If stabilizing the ground and ecosystem is a management goal, it makes little sense to allow one of the main environmental disruptors back onto the land once it begins to heal. This recent decision would be similar to a person smoking cigarettes, becoming sick, stopping the act of smoking, feeling better and then deciding to pick back up the harmful practice once more. It is not as if the vehicles of 2019 are markedly less destructive than those of 2006. Richfield should not go back to these old, harmful practices. It should instead double down on conservation, promoting less-impactful recreation that ensures a future of enjoyment for all.

Much of the 2006 decision had to do with management problems related to threatened and endangered species, specifically the Wright Fishhook Cactus, which is only found in four locations on the Earth — Utah’s Emery, Sevier, Wayne and Garfield counties. This rare cactus was listed as an endangered species in 1979, and it unfortunately has remained endangered. The cream-colored cactus flowers that pepper Utah’s desert soil might be a low priority for some, but environmental groups like the Southern Utah Wilderness Association and the Natural Resources Defense Council are passionately fighting for their preservation.

Not only do these organizations advocate for the ecosystem housed in the Factory Butte area, but they are also protecting future recreational opportunities and the overall value of conserving Utah’s public lands. The groups’ lawsuit challenges the BLM’s rescindment on OHV restrictions, which opens 5,400 acres to riders through a process that did not follow federal law and environmental testing policies. These environmental concerns are valid and both interests deserve a fair balance. The efforts of these groups to stand up against the BLM’s latest decision should be loudly applauded.

According to McCarthy, the Richfield Field Office’s management plan to maintain species wellness while opening up more intense recreational opportunities meets “all of the necessary criteria.” However, there are no specifics in the memo nor the press release on how the habitat will be protected and monitored going forward. The “necessary criteria” appears to be short of what the Factory Butte area deserves.

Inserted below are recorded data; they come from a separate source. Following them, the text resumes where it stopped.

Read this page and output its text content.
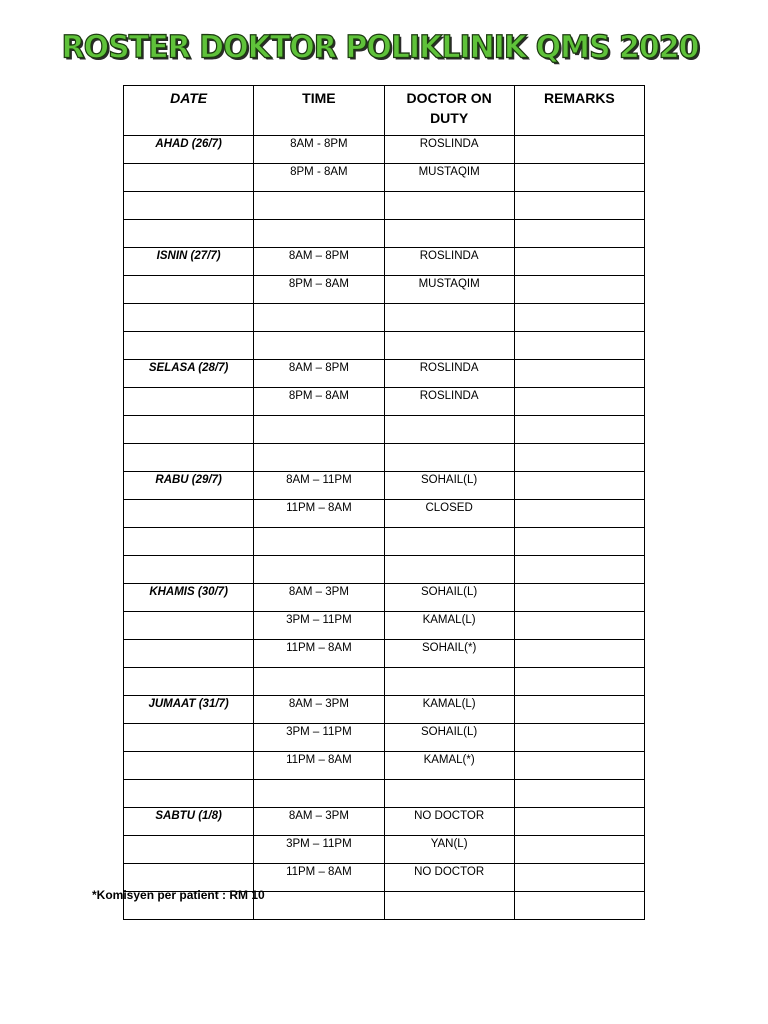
ROSTER DOKTOR POLIKLINIK QMS 2020
DATE	TIME	DOCTOR ON
DUTY	REMARKS
AHAD (26/7)	8AM - 8PM	ROSLINDA	
	8PM - 8AM	MUSTAQIM	

ISNIN (27/7)	8AM – 8PM	ROSLINDA	
	8PM – 8AM	MUSTAQIM	

SELASA (28/7)	8AM – 8PM	ROSLINDA	
	8PM – 8AM	ROSLINDA	

RABU (29/7)	8AM – 11PM	SOHAIL(L)	
	11PM – 8AM	CLOSED	

KHAMIS (30/7)	8AM – 3PM	SOHAIL(L)	
	3PM – 11PM	KAMAL(L)	
	11PM – 8AM	SOHAIL(*)	

JUMAAT (31/7)	8AM – 3PM	KAMAL(L)	
	3PM – 11PM	SOHAIL(L)	
	11PM – 8AM	KAMAL(*)	

SABTU (1/8)	8AM – 3PM	NO DOCTOR	
	3PM – 11PM	YAN(L)	
	11PM – 8AM	NO DOCTOR	

*Komisyen per patient : RM 10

Dust storms, erosion, species degradation and poor air quality are a few of the unintentional harms which can develop from weighty vehicles squashing biological soil crusts. Deseret soil takes nitrogen out of the air and stores water which helps prevent runoff. These benefits must be at the forefront of the criteria used by field offices. While it may seem as if layers of soil and tiny organisms are inconsequential in the grand scheme of things, it’s crucial to remember that everything is part of the natural system and we humans will feel impacts when that system is distressed.

An “unparalleled riding experience” for OHV lovers should not be prioritized over the soil crust, thriving and endangered species, ecosystem health or other human recreational activities that take place in Factory Butte. Of course, Utah’s public lands will always be impacted with general visitation, hikers wandering and photographers capturing the unique, springtime blooms of Wright Fishhook, so long as they’re able to grow and flourish. Because of this, the agencies in charge of these unique areas need to better assess the damage to these ecosystems, and not equate the impacts of someone on foot with a camera to someone traveling at high speeds in heavy vehicles, gouging and injuring the land.